Way back in 2003 or so, I worked on the project in trying to integrate the natural language information in graph titles, but I found there were a lot of problems in graph titles. (I also did several interesting analyses, which I hope to redo on newer data and publish)
That said, we’ve used keyword methods before, but I’m interested in part of speech tagging the titles as a precursor for more interesting analysis. Actually I tagged them back in 2003 with Brill’s tagger. The big problem is the case of the titles: Many are all uppercase or title case, so the tagger labels everything as proper nouns (NNP/NNPS). At the time, I lowercased the titles, which worked reasonably well but really isn’t the way to go. Here’s are some example titles:
- ON THE REBOUND?
lowercasing works just fine here
- GERMANS MISS THEIR MARKS
lowercasing messes up the part of speech for “Germans”
- SOUTHWEST’S BIG COST ADVANTAGE
lowercasing is generally bad for this
Now several years have passed and I’d like to beef up the work and try to publish. But I figure I should do a better job than lowercasing the titles, so I’ve embarked on a quest to fix those darned titles. This post will document some of the ups and downs of today’s coding session. I haven’t gotten around to reading some of the articles on fixing the casing, but I’ll get there soon. I wanted to code up some ideas before I forgot them and also it feels good to program after so long.

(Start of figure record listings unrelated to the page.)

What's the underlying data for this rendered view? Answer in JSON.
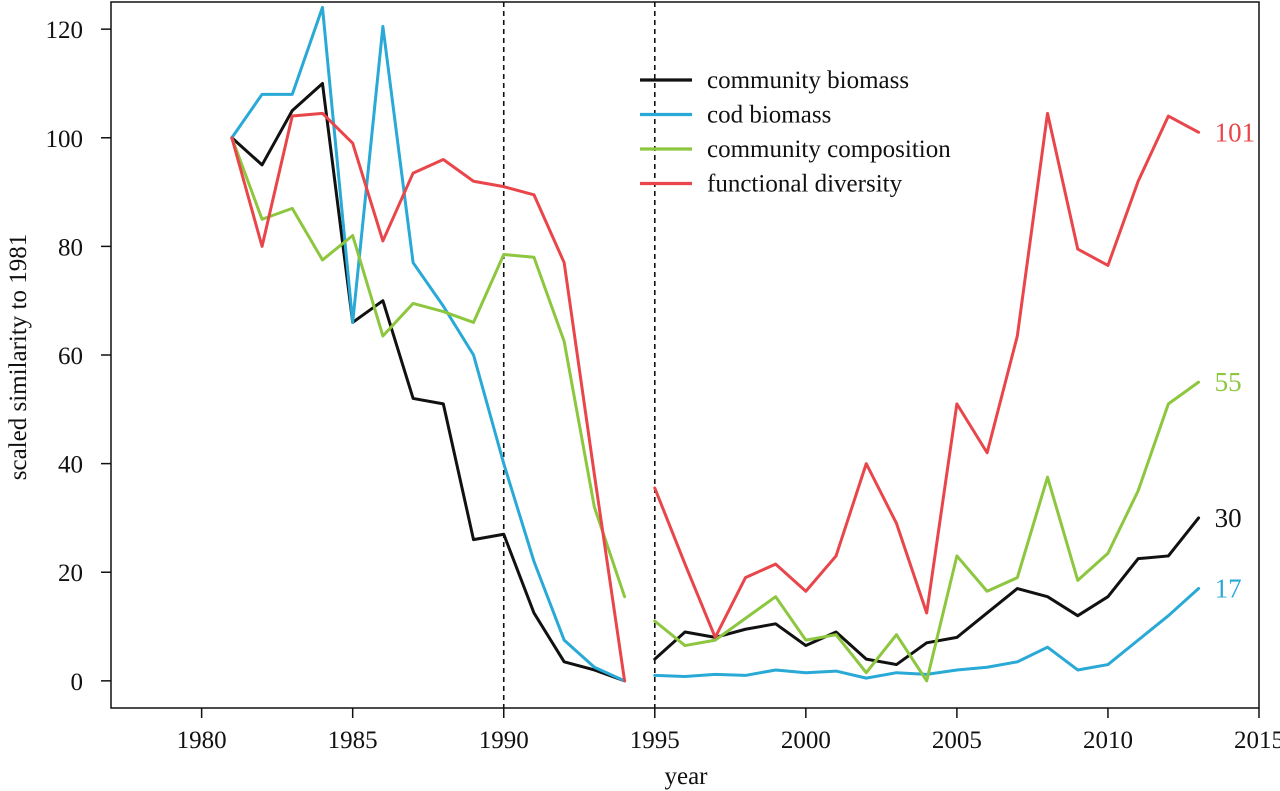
{
  "chart_data": {
    "type": "line",
    "title": "",
    "xlabel": "year",
    "ylabel": "scaled similarity to 1981",
    "xlim": [
      1977,
      2015
    ],
    "ylim": [
      -5,
      125
    ],
    "xticks": [
      1980,
      1985,
      1990,
      1995,
      2000,
      2005,
      2010,
      2015
    ],
    "yticks": [
      0,
      20,
      40,
      60,
      80,
      100,
      120
    ],
    "reference_lines_x": [
      1990,
      1995
    ],
    "grid": false,
    "legend_position": "top-center",
    "series": [
      {
        "name": "community biomass",
        "color": "#111111",
        "end_label": "30",
        "segments": [
          [
            [
              1981,
              100
            ],
            [
              1982,
              95
            ],
            [
              1983,
              105
            ],
            [
              1984,
              110
            ],
            [
              1985,
              66
            ],
            [
              1986,
              70
            ],
            [
              1987,
              52
            ],
            [
              1988,
              51
            ],
            [
              1989,
              26
            ],
            [
              1990,
              27
            ],
            [
              1991,
              12.5
            ],
            [
              1992,
              3.5
            ],
            [
              1993,
              2
            ],
            [
              1994,
              0
            ]
          ],
          [
            [
              1995,
              4
            ],
            [
              1996,
              9
            ],
            [
              1997,
              8
            ],
            [
              1998,
              9.5
            ],
            [
              1999,
              10.5
            ],
            [
              2000,
              6.5
            ],
            [
              2001,
              9
            ],
            [
              2002,
              4
            ],
            [
              2003,
              3
            ],
            [
              2004,
              7
            ],
            [
              2005,
              8
            ],
            [
              2006,
              12.5
            ],
            [
              2007,
              17
            ],
            [
              2008,
              15.5
            ],
            [
              2009,
              12
            ],
            [
              2010,
              15.5
            ],
            [
              2011,
              22.5
            ],
            [
              2012,
              23
            ],
            [
              2013,
              30
            ]
          ]
        ]
      },
      {
        "name": "cod biomass",
        "color": "#29a9d6",
        "end_label": "17",
        "segments": [
          [
            [
              1981,
              100
            ],
            [
              1982,
              108
            ],
            [
              1983,
              108
            ],
            [
              1984,
              124
            ],
            [
              1985,
              66
            ],
            [
              1986,
              120.5
            ],
            [
              1987,
              77
            ],
            [
              1988,
              69
            ],
            [
              1989,
              60
            ],
            [
              1990,
              40
            ],
            [
              1991,
              22
            ],
            [
              1992,
              7.5
            ],
            [
              1993,
              2.5
            ],
            [
              1994,
              0
            ]
          ],
          [
            [
              1995,
              1
            ],
            [
              1996,
              0.8
            ],
            [
              1997,
              1.2
            ],
            [
              1998,
              1
            ],
            [
              1999,
              2
            ],
            [
              2000,
              1.5
            ],
            [
              2001,
              1.8
            ],
            [
              2002,
              0.5
            ],
            [
              2003,
              1.5
            ],
            [
              2004,
              1.2
            ],
            [
              2005,
              2
            ],
            [
              2006,
              2.5
            ],
            [
              2007,
              3.5
            ],
            [
              2008,
              6.2
            ],
            [
              2009,
              2
            ],
            [
              2010,
              3
            ],
            [
              2011,
              7.5
            ],
            [
              2012,
              12
            ],
            [
              2013,
              17
            ]
          ]
        ]
      },
      {
        "name": "community composition",
        "color": "#8dc63f",
        "end_label": "55",
        "segments": [
          [
            [
              1981,
              100
            ],
            [
              1982,
              85
            ],
            [
              1983,
              87
            ],
            [
              1984,
              77.5
            ],
            [
              1985,
              82
            ],
            [
              1986,
              63.5
            ],
            [
              1987,
              69.5
            ],
            [
              1988,
              68
            ],
            [
              1989,
              66
            ],
            [
              1990,
              78.5
            ],
            [
              1991,
              78
            ],
            [
              1992,
              62.5
            ],
            [
              1993,
              32
            ],
            [
              1994,
              15.5
            ]
          ],
          [
            [
              1995,
              11
            ],
            [
              1996,
              6.5
            ],
            [
              1997,
              7.5
            ],
            [
              1998,
              11.5
            ],
            [
              1999,
              15.5
            ],
            [
              2000,
              7.5
            ],
            [
              2001,
              8.5
            ],
            [
              2002,
              1.5
            ],
            [
              2003,
              8.5
            ],
            [
              2004,
              0
            ],
            [
              2005,
              23
            ],
            [
              2006,
              16.5
            ],
            [
              2007,
              19
            ],
            [
              2008,
              37.5
            ],
            [
              2009,
              18.5
            ],
            [
              2010,
              23.5
            ],
            [
              2011,
              35
            ],
            [
              2012,
              51
            ],
            [
              2013,
              55
            ]
          ]
        ]
      },
      {
        "name": "functional diversity",
        "color": "#e8464a",
        "end_label": "101",
        "segments": [
          [
            [
              1981,
              100
            ],
            [
              1982,
              80
            ],
            [
              1983,
              104
            ],
            [
              1984,
              104.5
            ],
            [
              1985,
              99
            ],
            [
              1986,
              81
            ],
            [
              1987,
              93.5
            ],
            [
              1988,
              96
            ],
            [
              1989,
              92
            ],
            [
              1990,
              91
            ],
            [
              1991,
              89.5
            ],
            [
              1992,
              77
            ],
            [
              1993,
              38
            ],
            [
              1994,
              0
            ]
          ],
          [
            [
              1995,
              35.5
            ],
            [
              1996,
              21.5
            ],
            [
              1997,
              8
            ],
            [
              1998,
              19
            ],
            [
              1999,
              21.5
            ],
            [
              2000,
              16.5
            ],
            [
              2001,
              23
            ],
            [
              2002,
              40
            ],
            [
              2003,
              29
            ],
            [
              2004,
              12.5
            ],
            [
              2005,
              51
            ],
            [
              2006,
              42
            ],
            [
              2007,
              63.5
            ],
            [
              2008,
              104.5
            ],
            [
              2009,
              79.5
            ],
            [
              2010,
              76.5
            ],
            [
              2011,
              92
            ],
            [
              2012,
              104
            ],
            [
              2013,
              101
            ]
          ]
        ]
      }
    ]
  }
}
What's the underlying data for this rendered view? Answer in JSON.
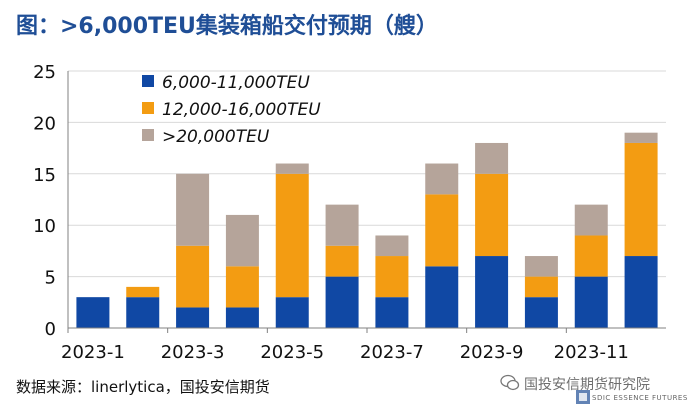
{
  "title": "图：>6,000TEU集装箱船交付预期（艘）",
  "source": "数据来源：linerlytica，国投安信期货",
  "watermark": {
    "text": "国投安信期货研究院",
    "sub": "SDIC ESSENCE FUTURES"
  },
  "colors": {
    "s1": "#1048a4",
    "s2": "#f39c12",
    "s3": "#b5a49a",
    "grid": "#d9d9d9",
    "axis": "#808080"
  },
  "chart_data": {
    "type": "bar",
    "stacked": true,
    "title": "图：>6,000TEU集装箱船交付预期（艘）",
    "xlabel": "",
    "ylabel": "",
    "ylim": [
      0,
      25
    ],
    "yticks": [
      "0",
      "5",
      "10",
      "15",
      "20",
      "25"
    ],
    "grid": true,
    "legend_position": "top-left",
    "categories": [
      "2023-1",
      "2023-2",
      "2023-3",
      "2023-4",
      "2023-5",
      "2023-6",
      "2023-7",
      "2023-8",
      "2023-9",
      "2023-10",
      "2023-11",
      "2023-12"
    ],
    "xtick_labels": [
      "2023-1",
      "2023-3",
      "2023-5",
      "2023-7",
      "2023-9",
      "2023-11"
    ],
    "series": [
      {
        "name": "6,000-11,000TEU",
        "values": [
          3,
          3,
          2,
          2,
          3,
          5,
          3,
          6,
          7,
          3,
          5,
          7
        ]
      },
      {
        "name": "12,000-16,000TEU",
        "values": [
          0,
          1,
          6,
          4,
          12,
          3,
          4,
          7,
          8,
          2,
          4,
          11
        ]
      },
      {
        "name": ">20,000TEU",
        "values": [
          0,
          0,
          7,
          5,
          1,
          4,
          2,
          3,
          3,
          2,
          3,
          1
        ]
      }
    ]
  }
}
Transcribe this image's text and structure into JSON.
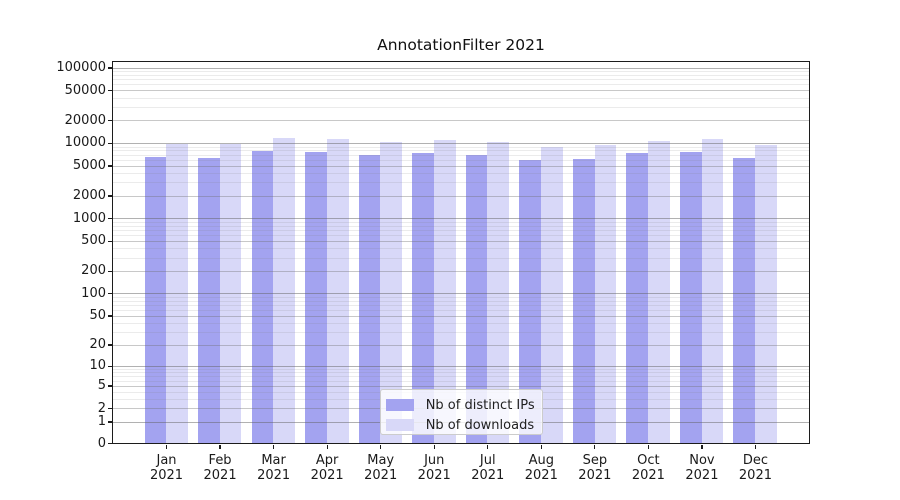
{
  "chart_data": {
    "type": "bar",
    "title": "AnnotationFilter 2021",
    "x_tick_labels": [
      [
        "Jan",
        "2021"
      ],
      [
        "Feb",
        "2021"
      ],
      [
        "Mar",
        "2021"
      ],
      [
        "Apr",
        "2021"
      ],
      [
        "May",
        "2021"
      ],
      [
        "Jun",
        "2021"
      ],
      [
        "Jul",
        "2021"
      ],
      [
        "Aug",
        "2021"
      ],
      [
        "Sep",
        "2021"
      ],
      [
        "Oct",
        "2021"
      ],
      [
        "Nov",
        "2021"
      ],
      [
        "Dec",
        "2021"
      ]
    ],
    "series": [
      {
        "name": "Nb of distinct IPs",
        "color": "#a3a3f0",
        "values": [
          6500,
          6300,
          7900,
          7500,
          7000,
          7400,
          6900,
          6000,
          6200,
          7400,
          7500,
          6300
        ]
      },
      {
        "name": "Nb of downloads",
        "color": "#d8d8f8",
        "values": [
          9800,
          9700,
          11700,
          11300,
          10200,
          10900,
          10400,
          9000,
          9400,
          10800,
          11400,
          9500
        ]
      }
    ],
    "y_axis": {
      "scale": "log1p",
      "ylim": [
        0,
        100000
      ],
      "major_ticks": [
        0,
        1,
        2,
        5,
        10,
        20,
        50,
        100,
        200,
        500,
        1000,
        2000,
        5000,
        10000,
        20000,
        50000,
        100000
      ],
      "minor_ticks": [
        3,
        4,
        6,
        7,
        8,
        9,
        30,
        40,
        60,
        70,
        80,
        90,
        300,
        400,
        600,
        700,
        800,
        900,
        3000,
        4000,
        6000,
        7000,
        8000,
        9000,
        30000,
        40000,
        60000,
        70000,
        80000,
        90000
      ]
    },
    "legend_position": "lower center",
    "grid": true
  },
  "colors": {
    "spine": "#1c1c1c",
    "tick_label": "#1a1a1a",
    "grid_major": "rgba(110,110,110,0.38)",
    "grid_decade": "rgba(100,100,100,0.50)",
    "grid_minor": "rgba(128,128,128,0.16)",
    "legend_border": "#cccccc",
    "background": "#ffffff"
  }
}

My first idea was to check the Google language model I have and see whether the uppercase or lowercase form of each word is more common. (I’d love to check the accompanying article text, but I don’t have that for the graphs I’ve looked at so far) Also note that I can’t really just load it into memory, so I have to scan the titles and build a list of word forms that I want frequencies for.
That led to some interesting problems:
- some words are simply more common in the incorrect casing:
- Total > total
- Quarterly > quarterly
- Sales > sales
- Google’s tokenization method means zero-frequencies for certain tokens:
The second problem is easier so I solved that first. But I can’t just throw away the punctuation. I need to make sure that I’ve left the title intact aside from capitalization. So I temporarily removed punctuation on the edges of tokens while re-capitalizing.
But that’s not enough. I handle the possessive case (‘s) specially if it’s not in the Google data, which helps. Then I also have to consider splitting hyphenated words if they aren’t in Google’s data. After all that I need to reassemble the string so that it matches the original, just with different casing.
I should also mention another problem I ran into (that I found funny). Originally I created equivalence classes (like stemming) for title words by lowercasing them all. If case information is unreliable, anything with the same lowercase form is a candidate casing. However, I had the title “Ups and Downs”, which turned into “UPS and Downs”. In this case, it’s just that we’re not sure if it should be “Ups” or “ups”, which I have to fix.
The problem of unigrams is a pain though. I’m working on addressing it by doing a Viterbi search, where for each word I consider all alternate casings from the Google unigram data, but use Google bigrams to find the best path through the graph. I doubt bigrams enough will solve the entire problem, especially for single-word titles. But I bet they’ll do better than pure unigrams. Also, you have to consider some titles that require some topical awareness to fix, such as “THE NEXT BOOM”: Does it refer to “next” or “NeXT”? Ideally we’d have the accompanying article text to help with that.
Maybe I’ll write about it again when I see what Viterbi with bigrams can do for me.